Additional considerations include incorporating cities with websites, using the CDC coronavirus logo, and obtaining feedback from constituents. See the following for details:
If your government is a state or county and you know of cities within your jurisdiction that have their own coronavirus websites, include a section on your homepage where you list links to those websites so that your users can easily navigate to them. An example of a website that does this centralization very well is one of the South Korean provincial government’s coronavirus website. Gangwon-do is a province in Korea that has many cities in it. This page has a section that lists the coronavirus info websites for each of the cities within the province.
Logos & Images
Digital.gov advises to use the CDC’s coronavirus logo to provide visual continuity among all government sites about coronavirus. Do not create any separate logos for the time being.

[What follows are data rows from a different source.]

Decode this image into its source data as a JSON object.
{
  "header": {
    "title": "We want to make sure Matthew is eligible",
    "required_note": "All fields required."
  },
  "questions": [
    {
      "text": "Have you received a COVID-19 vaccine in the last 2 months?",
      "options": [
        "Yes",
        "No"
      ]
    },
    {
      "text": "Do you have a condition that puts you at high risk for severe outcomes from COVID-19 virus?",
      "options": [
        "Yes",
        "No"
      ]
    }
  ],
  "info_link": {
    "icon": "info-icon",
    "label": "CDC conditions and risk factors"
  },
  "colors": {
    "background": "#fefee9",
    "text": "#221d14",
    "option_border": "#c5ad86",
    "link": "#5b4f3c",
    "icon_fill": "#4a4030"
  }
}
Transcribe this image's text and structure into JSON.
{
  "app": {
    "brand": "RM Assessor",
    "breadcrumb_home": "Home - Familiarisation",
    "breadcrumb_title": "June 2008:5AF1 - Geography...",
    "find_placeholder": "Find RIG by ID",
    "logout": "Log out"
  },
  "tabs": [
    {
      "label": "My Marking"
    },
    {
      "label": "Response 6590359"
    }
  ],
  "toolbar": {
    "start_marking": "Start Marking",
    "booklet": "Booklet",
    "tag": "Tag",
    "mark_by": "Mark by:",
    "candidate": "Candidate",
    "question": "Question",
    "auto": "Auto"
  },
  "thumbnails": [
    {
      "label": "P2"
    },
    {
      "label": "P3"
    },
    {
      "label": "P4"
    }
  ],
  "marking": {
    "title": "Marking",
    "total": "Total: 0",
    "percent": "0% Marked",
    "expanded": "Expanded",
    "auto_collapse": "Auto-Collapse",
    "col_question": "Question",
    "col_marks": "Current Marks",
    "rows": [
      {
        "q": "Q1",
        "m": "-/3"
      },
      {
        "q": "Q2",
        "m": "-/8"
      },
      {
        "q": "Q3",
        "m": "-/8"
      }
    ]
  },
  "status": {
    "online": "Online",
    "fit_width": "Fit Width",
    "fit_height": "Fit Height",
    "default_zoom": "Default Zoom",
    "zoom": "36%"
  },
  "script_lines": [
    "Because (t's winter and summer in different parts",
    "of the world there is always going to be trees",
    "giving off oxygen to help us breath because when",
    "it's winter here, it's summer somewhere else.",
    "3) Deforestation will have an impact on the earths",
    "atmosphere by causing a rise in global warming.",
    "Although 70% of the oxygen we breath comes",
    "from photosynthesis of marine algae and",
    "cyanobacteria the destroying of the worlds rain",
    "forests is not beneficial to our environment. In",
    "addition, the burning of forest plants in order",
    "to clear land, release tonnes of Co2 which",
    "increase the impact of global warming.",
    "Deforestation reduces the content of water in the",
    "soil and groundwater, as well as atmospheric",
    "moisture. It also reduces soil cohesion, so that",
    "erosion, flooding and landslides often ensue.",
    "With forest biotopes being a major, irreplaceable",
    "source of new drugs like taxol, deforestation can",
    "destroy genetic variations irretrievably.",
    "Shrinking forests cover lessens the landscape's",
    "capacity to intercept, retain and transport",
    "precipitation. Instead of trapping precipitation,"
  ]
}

Using open-source images and other visual assets can make it easier for users to quickly read and understand your coronavirus website information. The [Design & Technical Resources section] of this doc lists some of them for your use.
Getting feedback from your constituents - Constituent feedback is very important. Make sure your website is providing useful information that your constituents need. This will help you understand what additional information you need to publish, as well as what design or feature changes you need to make to your website. We recommend adding a “Submit feedback about this site” link to a Google Form with the following questions:
Did you find the information that you needed? Y/N
What were you looking for?
On a scale of 1-10, how easy was it to find information on this site?
What could be improved about this site?
Can we reach out to you for additional feedback? If yes, then please provide your email address.